Son compagnon, qui avait des ailes lui aussi, mais était sensiblement plus petit, préféra rester dans les airs. Au début, la petite Annie crut que c’était une sorte de chauve-souris, ou encore un papillon exceptionnellement grand. Mais elle se rendit compte bien vite que les ailes de l’étrange créature étaient faites de deux immenses oreilles duveteuses, entre lesquelles pointait un ventre bien dodu. Du ventre, presque sans transition, sortait une tête ronde avec une trompe, ornée de deux yeux bien ronds et d’un chapeau flanqué de pompons et de grelots. Les deux ailes-oreilles étaient très souples et, visiblement, l’étrange créature s’en servait comme deux drapeaux de signalisation lui permettant de converser avec son grand compagnon. Juste à ce moment, elle esquissa une rapide série de gestes, montrant tout à tour la petite Annie et le sac à dos qui gisait par terre. La pendule hocha la tête en signe d’assentiment.
– Tu as raison, mon fidèle ami Bou, répondit-il sur un ton théâtral qui n’était pas naturel. On dirait que nous avons de la visite. Oh, quel honneur, quel honneur! Permettez-moi de me présenter, jeune demoiselle: Bidule, à votre service, esprit indépendant, rêveur et poète.
Bou se mit à glousser tout en masquant discrètement sa bouche de ses ailes duveteuses.
– Où suis-je? Comment ai-je atterri ici? demanda la petite Annie craintivement.
– Rien de plus facile à comprendre, jeune demoiselle. Mais, d’abord, auriez-vous l’obligeance de me dire votre nom? Noblesse oblige.
Visiblement, monsieur Bidule attachait beaucoup d’importance aux bonnes manières, mais comme il lui manquait un bon nombre de dents, il avait une prononciation horrible. Ce qui fait que la petite Annie comprit quelque chose comme «tu bluffes Olive» ; elle demeura un instant interloquée avant de lui répondre:
– Je m’appelle Annie, mais tout le monde dit tout simplement « Boucle rousse ».

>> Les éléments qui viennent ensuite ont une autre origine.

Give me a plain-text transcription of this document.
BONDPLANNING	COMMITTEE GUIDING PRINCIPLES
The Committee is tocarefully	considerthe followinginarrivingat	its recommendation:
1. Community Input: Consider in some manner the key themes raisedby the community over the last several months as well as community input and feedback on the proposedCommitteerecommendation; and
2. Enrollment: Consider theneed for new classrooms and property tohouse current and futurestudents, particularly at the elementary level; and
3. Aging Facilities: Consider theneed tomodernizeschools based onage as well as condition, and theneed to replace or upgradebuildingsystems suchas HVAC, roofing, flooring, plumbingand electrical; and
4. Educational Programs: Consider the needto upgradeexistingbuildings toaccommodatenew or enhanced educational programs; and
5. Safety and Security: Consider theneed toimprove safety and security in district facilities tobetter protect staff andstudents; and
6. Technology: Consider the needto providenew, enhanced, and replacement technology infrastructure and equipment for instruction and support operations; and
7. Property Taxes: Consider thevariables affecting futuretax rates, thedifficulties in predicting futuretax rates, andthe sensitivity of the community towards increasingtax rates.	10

– Quel nom charmant, magnifique! Je suis heureux de faire connaissance, Annie. Très, très heureux… Maintenant, revenons à ta question, ajouta-t-il, voyant que la petite Annie piaffait d’impatience. Nous nous trouvons dans la forêt la plus merveilleuse, secrète et… terrifiante de toutes les forêts enchantées du monde: La forêt des fantômes.
Et pour accentuer l’effet des ses paroles, Bidule se mit à claquer des dents et à agiter son balancier comme un dément, ce qui fait que la petite Annie eut un peu peur. Evidemment, ce n’était pas pour lui plaire et elle répondit d’un ton coupant :
– Hé, n’essaie pas de me bluffer ! Je sais que ce n’est qu’un jeu. Si tu veux savoir, je ne trouve même pas ça drôle. Ici, ça ressemble plutôt à une sorte de Disneyland complètement fou. T’as qu’à le dire à ton chef, Nerod Laptsev, si tu le vois bientôt. Dis-lui aussi qu’il doit s’attendre à de sérieux problèmes lorsque je sortirai d’ici !
– Oh, oh ! Quel mauvais goût ! s’écria Bidule, déçu. Et quelle langue ! On voit que tu vas à l’école. Bou, est-ce que je dois lui en raconter davantage sur notre merveilleuse forêt ?
Bou hésita une seconde avant de tendre l’une de ses ailes-oreilles en forme d’énorme index qui s’agita négativement.
– Bon, dans ce cas, qu’elle se débrouille toute seule, dit Bidule. De toute façon, nous avons suffisamment de travail.
Là-dessus, tournant le dos à la petite Annie, et sans lui dire au revoir, il fit quelques pas dans la direction opposée.
– Hé, attendez ! s’écria la petite Annie sur un ton de commandement fort désagréable. Holà, vous deux ! C’est à vous que je parle, c’est pas la peine de prendre de grands airs ! Je veux que vous me disiez immédiatement comment sortir de là et quel est le chemin pour allez chez moi !
– Et hardi petit ! On est bien sûr de soi ! répondit Bidule sans se retourner. On va voir ce qu’il en restera lorsqu’apparaîtront… les terribles fantômes ! Il se retourna brusquement et, tordant son visage en une horrible grimace, se mit à rugir de toutes ses forces : « Bou-ou-ouh ! Ou-ou-ouh ! »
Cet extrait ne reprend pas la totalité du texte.